The Forbidden City was designed as the private retirement retreat for the 18th Century Chinese Emperor Qianlong.
Many of the buildings' contents are untouched since the Emperor designed the secluded gardens and pavilions between 1771 and 1776.
Under Emperor Qianlong's stewardship, the design and style of Chinese furniture changed. Craftsmen carved out elaborate designs, using bamboo and gold.
The area was designed as a personal and intimate space, and a respite from the grandeur of the formal areas of the Imperial Palace.
The buildings and the gardens were designed as a scholarly and spiritual zone of contemplation, and a reflection of the Emperor's personality.
The pavilions have now been stripped to the bare earthen floor as part of the restoration.
The World Monuments Fund is funding the restoration project in partnership with the Palace Museum.

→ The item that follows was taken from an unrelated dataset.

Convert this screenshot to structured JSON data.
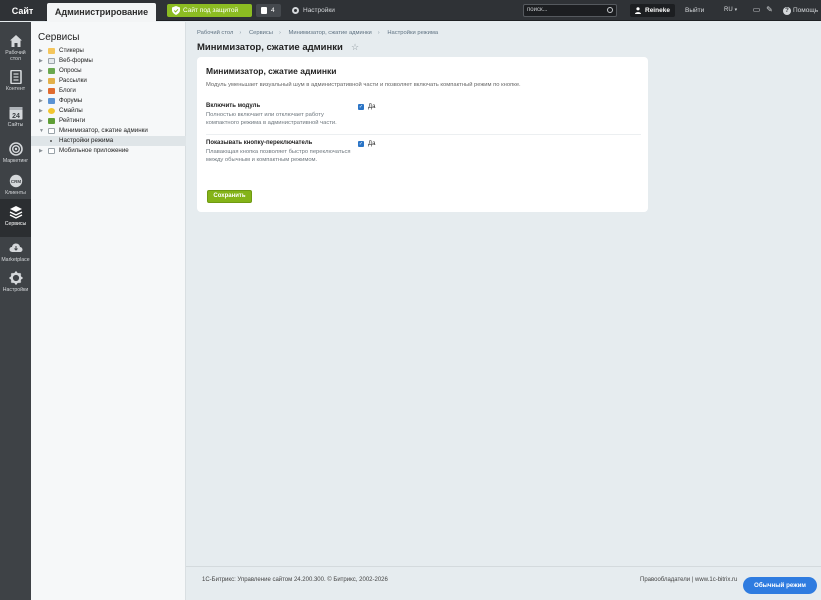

Henry Tzu NG, president of World Monuments Fund, said, "The outside of many of these buildings is traditional Chinese architecture which many people are familiar with, tiles, painted timbers and the shape of the platforms. However, what's not known by the public are the exteriors. And some of the final surviving 18th century interiors are of extraordinary quality, because they have remained relatively untouched since the time they were built over two hundred and thirty years ago."
Bringing the entire Qianlong complex back to life will take until at least 2019.
While the pavilion is being restored, artifacts from the Qianlong complex and gardens will be shipped to the United States for a series of exhibitions beginning at the Peabody Essex Museum.
It is the first time that items of this scale and importance have gone on display, highlighting the level of collaboration between the WMF and the Imperial Palace.
Each of the 90 exhibits that are being shipped to the US is of unique historical value. Museum workers examine each Buddha, jade carving and painting before packing them for the journey.
One of pieces travelling to the US is the "three friends throne", which includes jade carvings of three classic Chinese artistic images - pine, bamboo and plum trees.
Li Ji, vice-director of Palace Museum, said, "We are not trying to tell visitors of the exhibition how great and precious all these antiques are, we want to present the inner world of Emperor Qianlong, as the owner of these pavilions. We just try to present his understandings of art, furniture and gardening through this limited number of antiques. The audience can draw its own conclusions about the emperor" .
Many of the items in the darkened corners of the Qianlong complex have been well protected from the sun and environmental damage.
Bamboo carved screens and lacquer ware is still in a very good condition, and now craftsmen are painstakingly restoring each object to its former glory by hand.
The exhibit will also travel to the Metropolitan Museum of Art in New York and the Milwaukee Art Museum.